While the almost 17,000 kms from Sydney to Paris took 24 hours, the next 540 kms from Paris to Le Puy was to take almost another 12 hours! A train from Paris to Lyon, another from Lyon to Firminy, then, due to track work, a bus from Firminy to Le Puy. And the waiting time between connections. But, as it turned out, I saw a familiar face on the last leg. When I arrived in Firminy, there was an hour to wait, literally on the side of the road, for the bus to Le Puy. As I walked towards the bus stop I saw a group of 4 who looked like they could be pilgrims. As I came closer, one of the group waved at me and I realised it was Bob whom I'd last seen in Leon on the Camino Frances in 2013. He and his group (his daughter and two friends who will walk with him for first 150 kms) had flown in to Lyon that morning and had arrived in Firminy on an earlier train.
We travelled together for the two hour bus ride, then walked 20 minutes to our hotel. The first people we saw in the foyer were Sheryl and Glenn. They were talking with Marco, a Canadian they had met on the train earlier that day. By 8 we were sitting down to dinner - photo below. Sheryl and Glenn and I picked up where we left off, when Jill, Martin and I bid them adios in Santiago de Compostela less than a year ago.
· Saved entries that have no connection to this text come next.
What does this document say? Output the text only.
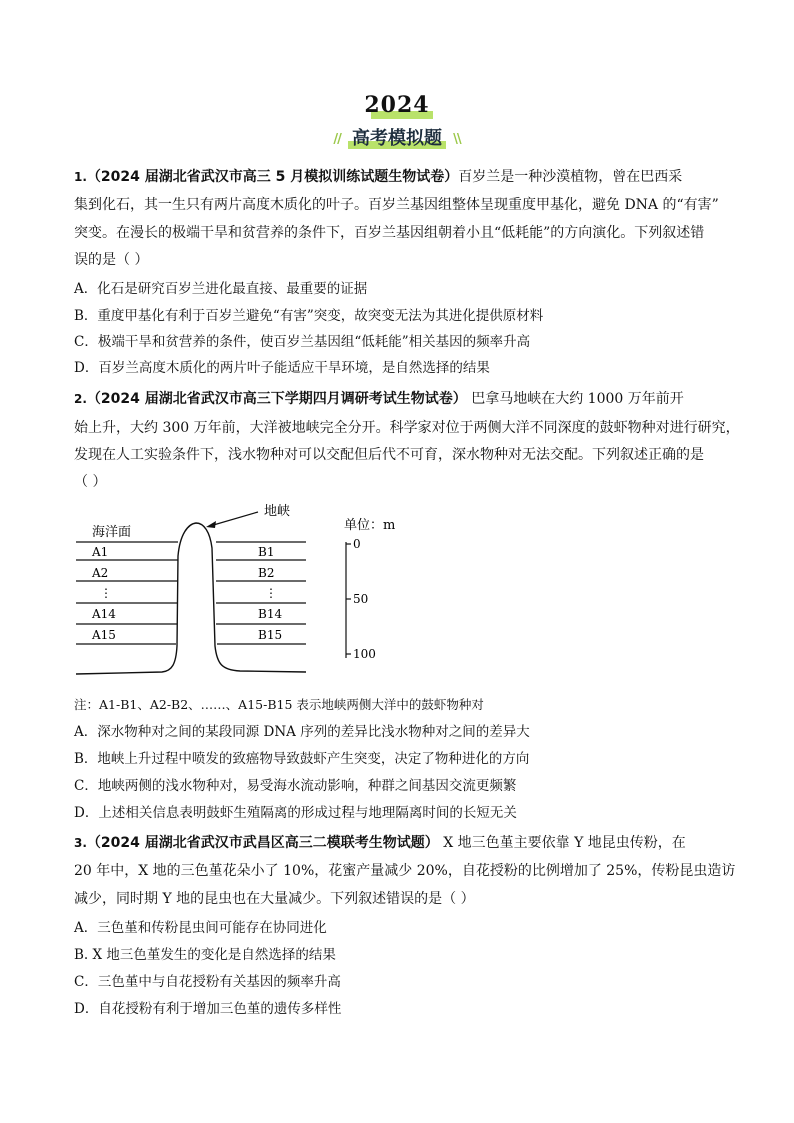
2024
// 高考模拟题 \\
1.（2024 届湖北省武汉市高三 5 月模拟训练试题生物试卷）百岁兰是一种沙漠植物，曾在巴西采
集到化石，其一生只有两片高度木质化的叶子。百岁兰基因组整体呈现重度甲基化，避免 DNA 的“有害”
突变。在漫长的极端干旱和贫营养的条件下，百岁兰基因组朝着小且“低耗能”的方向演化。下列叙述错
误的是（ ）
A．化石是研究百岁兰进化最直接、最重要的证据
B．重度甲基化有利于百岁兰避免“有害”突变，故突变无法为其进化提供原材料
C．极端干旱和贫营养的条件，使百岁兰基因组“低耗能”相关基因的频率升高
D．百岁兰高度木质化的两片叶子能适应干旱环境，是自然选择的结果
2.（2024 届湖北省武汉市高三下学期四月调研考试生物试卷） 巴拿马地峡在大约 1000 万年前开
始上升，大约 300 万年前，大洋被地峡完全分开。科学家对位于两侧大洋不同深度的鼓虾物种对进行研究，
发现在人工实验条件下，浅水物种对可以交配但后代不可育，深水物种对无法交配。下列叙述正确的是
（ ）
地峡
海洋面
A1
A2
⋮
A14
A15
B1
B2
⋮
B14
B15
单位：m
0
50
100
注：A1-B1、A2-B2、……、A15-B15 表示地峡两侧大洋中的鼓虾物种对
A．深水物种对之间的某段同源 DNA 序列的差异比浅水物种对之间的差异大
B．地峡上升过程中喷发的致癌物导致鼓虾产生突变，决定了物种进化的方向
C．地峡两侧的浅水物种对，易受海水流动影响，种群之间基因交流更频繁
D．上述相关信息表明鼓虾生殖隔离的形成过程与地理隔离时间的长短无关
3.（2024 届湖北省武汉市武昌区高三二模联考生物试题） X 地三色堇主要依靠 Y 地昆虫传粉，在
20 年中，X 地的三色堇花朵小了 10%，花蜜产量减少 20%，自花授粉的比例增加了 25%，传粉昆虫造访
减少，同时期 Y 地的昆虫也在大量减少。下列叙述错误的是（ ）
A．三色堇和传粉昆虫间可能存在协同进化
B. X 地三色堇发生的变化是自然选择的结果
C．三色堇中与自花授粉有关基因的频率升高
D．自花授粉有利于增加三色堇的遗传多样性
And so to today which was busy! So much to explore - and, even after just one day, too much to write about tonight as there's much to be done before our early start tomorrow. But one of the must do activities today, along with the sightseeing, was to visit the pilgrims office inside the Cathedrale Notre-Dame du Puy to register for our Creanciale du Pelerin de Saint Jacques de Compostelle. Those of you who followed the earlier Caminos may remember this as the credenciale or pilgrims passport. We will collect a stamp from each gite or chambre d'hôtel in which we stay. And we each chose our scallop shell, which has long been the symbol of the Camino de Santiago to identify pilgrims. Mine is now securely tied to the back of my pack.
Back to tomorrow. We will meet for breakfast soon after 6am, with packs ready to go. As is the tradition for the Chemin du Puy, we will attend the pilgrims blessing at the Cathedrale at 7am and, from there, we will walk down the Cathedrale steps and begin to look for the waymarking that will take us over the next month or so to St Jean Pied de Port, and further.
Tomorrow is a tough climb. I can't wait to start!!
Buen Camino. Bon Chemin.
PS. Thank you to Mary P. and Jan C. for your emails and good wishes. Wonderful to hear from you.